Steven D'Aprano,

Rick, you seem to be under the misapprehension that a reductio ad
absurdum argument is a fallacy. It is not. From Webster's dictionary:

Indirect demonstration, or Negative demonstration (called
also reductio ad absurdum), in which the correct
conclusion is an inference from the demonstration that any
other hypothesis must be incorrect.
And from Wordnet:

reductio ad absurdum
n 1: (reduction to the absurd) a disproof by showing that the
consequences of the proposition are absurd; or a proof of a
proposition by showing that its negation leads to a
contradiction [syn: reductio ad absurdum, reductio]
Example:

Argument:

Human population growth can continue forever, without any limits
at all. There shall never come a time where lack of resources
will constrain growth.
Refutation by reductio ad absurdum:

If human population doubles every fifty years, in 718 years every
square metre of the world's land surface will have a person in it.
In 840 years we will be jammed shoulder-to-shoulder. In 2335 years
there will be a million people per square inch of the planet's
surface (including oceans). Before that, after just 2155 years,
the
entire mass of the planet will be converted to human flesh. In
6760
years, the entire solar system will be a solid sphere of humans,
expanding outward at 15840400 km per hour.
Since this is clearly absurd, something (war, famine, disease,
reduced fertility) must reduce or halt population growth.
(Aside: those numbers are more or less correct, as best as I can
calculate them.)

Reductio arguments can, of course, be fallacious. "The world cannot be
a sphere. If the world was a sphere, people on the bottom would fall
off!" This argument is fallacious because it fails to understand that
gravity acts towards the centre of the Earth, not "down" relative to
outer space.

And that's cherry picking. Another fallacy. That is, presenting only results that support your argument.

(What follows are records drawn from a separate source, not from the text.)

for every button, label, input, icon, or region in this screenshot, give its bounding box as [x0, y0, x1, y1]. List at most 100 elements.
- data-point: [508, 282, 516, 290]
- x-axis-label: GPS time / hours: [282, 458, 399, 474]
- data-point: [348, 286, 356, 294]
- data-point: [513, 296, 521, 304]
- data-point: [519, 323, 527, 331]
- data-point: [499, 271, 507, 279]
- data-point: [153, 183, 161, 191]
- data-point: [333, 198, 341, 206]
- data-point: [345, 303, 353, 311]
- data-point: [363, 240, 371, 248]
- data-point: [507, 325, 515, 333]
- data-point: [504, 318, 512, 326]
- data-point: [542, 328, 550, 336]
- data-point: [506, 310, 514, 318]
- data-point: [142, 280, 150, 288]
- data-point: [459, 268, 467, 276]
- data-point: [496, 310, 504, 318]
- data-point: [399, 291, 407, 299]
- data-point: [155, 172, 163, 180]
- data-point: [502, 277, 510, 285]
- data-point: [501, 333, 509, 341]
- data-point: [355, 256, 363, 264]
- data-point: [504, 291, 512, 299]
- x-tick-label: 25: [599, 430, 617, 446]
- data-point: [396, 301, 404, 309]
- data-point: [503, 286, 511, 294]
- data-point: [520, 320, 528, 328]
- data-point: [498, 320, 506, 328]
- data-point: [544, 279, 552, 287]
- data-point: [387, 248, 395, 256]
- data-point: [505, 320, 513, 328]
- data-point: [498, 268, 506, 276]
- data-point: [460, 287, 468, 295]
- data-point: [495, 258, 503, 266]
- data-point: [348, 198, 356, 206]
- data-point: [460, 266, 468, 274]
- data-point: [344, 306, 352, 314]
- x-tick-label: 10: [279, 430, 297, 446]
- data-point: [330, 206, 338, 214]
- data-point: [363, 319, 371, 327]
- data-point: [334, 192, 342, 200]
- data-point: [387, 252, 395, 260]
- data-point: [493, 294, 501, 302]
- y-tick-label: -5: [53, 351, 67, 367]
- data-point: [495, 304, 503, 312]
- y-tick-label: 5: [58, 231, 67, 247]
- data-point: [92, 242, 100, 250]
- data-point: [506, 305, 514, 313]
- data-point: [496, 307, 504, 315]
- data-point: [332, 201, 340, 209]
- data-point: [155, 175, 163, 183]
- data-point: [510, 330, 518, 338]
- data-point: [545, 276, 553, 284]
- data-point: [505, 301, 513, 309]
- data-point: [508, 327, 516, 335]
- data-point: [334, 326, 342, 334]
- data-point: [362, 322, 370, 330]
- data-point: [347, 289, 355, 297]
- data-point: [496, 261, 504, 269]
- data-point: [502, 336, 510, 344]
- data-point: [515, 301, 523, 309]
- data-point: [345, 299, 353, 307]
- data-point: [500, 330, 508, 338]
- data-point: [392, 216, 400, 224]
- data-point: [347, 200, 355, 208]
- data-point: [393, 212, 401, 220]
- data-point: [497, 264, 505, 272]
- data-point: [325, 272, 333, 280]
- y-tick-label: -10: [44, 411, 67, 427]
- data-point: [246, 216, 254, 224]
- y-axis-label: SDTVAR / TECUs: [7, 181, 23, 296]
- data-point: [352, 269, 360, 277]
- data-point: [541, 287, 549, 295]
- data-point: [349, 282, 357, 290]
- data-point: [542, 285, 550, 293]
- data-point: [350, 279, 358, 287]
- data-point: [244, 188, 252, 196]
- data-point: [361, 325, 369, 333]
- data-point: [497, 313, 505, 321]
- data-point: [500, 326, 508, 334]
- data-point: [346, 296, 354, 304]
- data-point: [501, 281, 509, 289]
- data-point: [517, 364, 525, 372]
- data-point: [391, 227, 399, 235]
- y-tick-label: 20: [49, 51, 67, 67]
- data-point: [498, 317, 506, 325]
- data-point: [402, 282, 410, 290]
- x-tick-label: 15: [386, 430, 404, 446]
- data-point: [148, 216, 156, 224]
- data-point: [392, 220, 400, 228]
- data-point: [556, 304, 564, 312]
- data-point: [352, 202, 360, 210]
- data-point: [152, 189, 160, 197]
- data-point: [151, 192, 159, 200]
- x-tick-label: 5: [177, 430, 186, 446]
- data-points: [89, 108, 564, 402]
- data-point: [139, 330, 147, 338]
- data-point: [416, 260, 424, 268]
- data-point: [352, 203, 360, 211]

When Reductio ad absurdum fails to respect the principle of non-contradition it is no longer a proof by contradiction devise, but a proper fallacy. Reductio ad absurdum becomes then one of the well know forms of straw man argument.

Your argument that the 70s things were bad and Rick wanted to go back to those times is both debatable (the 70s brought much of what we use today as gospel, like design patterns, for instance). You also try to reduce rick argument to the absurd by insinuating he is trying to support the idea that we should declare function names in one file, function parameters in another file and the function body in another file. That's a proper reductio ad absurdum straw man argument if I ever saw one.